As Apache explains it, HDFS creates multiple replicas of data blocks and distributes them on compute nodes throughout a cluster to enable reliable, extremely rapid computations. When a program initiates a data search, each node looks at its data and processes it as instructed.
Hadoop, needs some form of grid computing. By 2010, grid computing had morphed into cloud computing. At IOD a few weeks back, IBM introduced a development test cloud for trying out Hadoop applications that, according to IBM, fit well with cloud principles and technology.
With the z196 the possibilities of Hadoop for mainframe shops become much more interesting. To begin, the z196 has the resource capacity to run hundreds, if not thousands, of virtualized Linux servers, each with designated storage capacity. That lays the foundation for a Hadoop platform.
Through a flexible, fault resistant, Hadoop-based infrastructure organizations can run different types of workloads. Analytics of massive amounts of data has emerged as a primary enterprise workload for Hadoop on the mainframe.

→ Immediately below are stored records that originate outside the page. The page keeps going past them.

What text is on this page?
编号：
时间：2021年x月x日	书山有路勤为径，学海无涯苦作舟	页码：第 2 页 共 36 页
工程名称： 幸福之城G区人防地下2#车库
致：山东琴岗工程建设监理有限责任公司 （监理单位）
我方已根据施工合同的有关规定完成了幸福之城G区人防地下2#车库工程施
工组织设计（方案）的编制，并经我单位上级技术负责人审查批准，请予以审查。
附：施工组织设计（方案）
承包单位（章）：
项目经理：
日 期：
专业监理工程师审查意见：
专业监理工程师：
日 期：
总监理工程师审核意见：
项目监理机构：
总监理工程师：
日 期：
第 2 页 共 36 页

For analytics, the z196 can run Cognos on Linux on z. Better yet, you could attach the zBX extension cabinet and populate it with IBM Smart Analytics Optimizer cards running against Hadoop data sets. Or use some other POWER-based analytics running on POWER cards inside the zBX.
For z196 shops, the plan would be to use the machine as the platform for a private cloud that captured, stored, managed, and analyzed massive amounts of data generated from web applications, meters and sensors, POS systems, clickstreams, and such using Hadoop. Already, one midsize z196 user has deployed the machine to serve images and video to online shoppers. It is not too big a stretch to imagine tapping Hadoop capabilities to do more with the data.
Whether any of this happens depends on pricing. To begin, IBM has to reduce the cost of a z196 Hadoop environment because today companies are building these out of the cheapest commodity components.
The necessary cost reductions probably won’t happen until late 2011, when IBM plans to introduce Solution Edition discounts for the z196 comparable to the z10 Enterprise Linux Solution Edition discounts last year. It also will depend on how the pricing shakes out for the various zBX blades. To date IBM has talked a good Hadoop game but has given no hints of any readiness to cut pricing enough in the future to make it practical on the z196.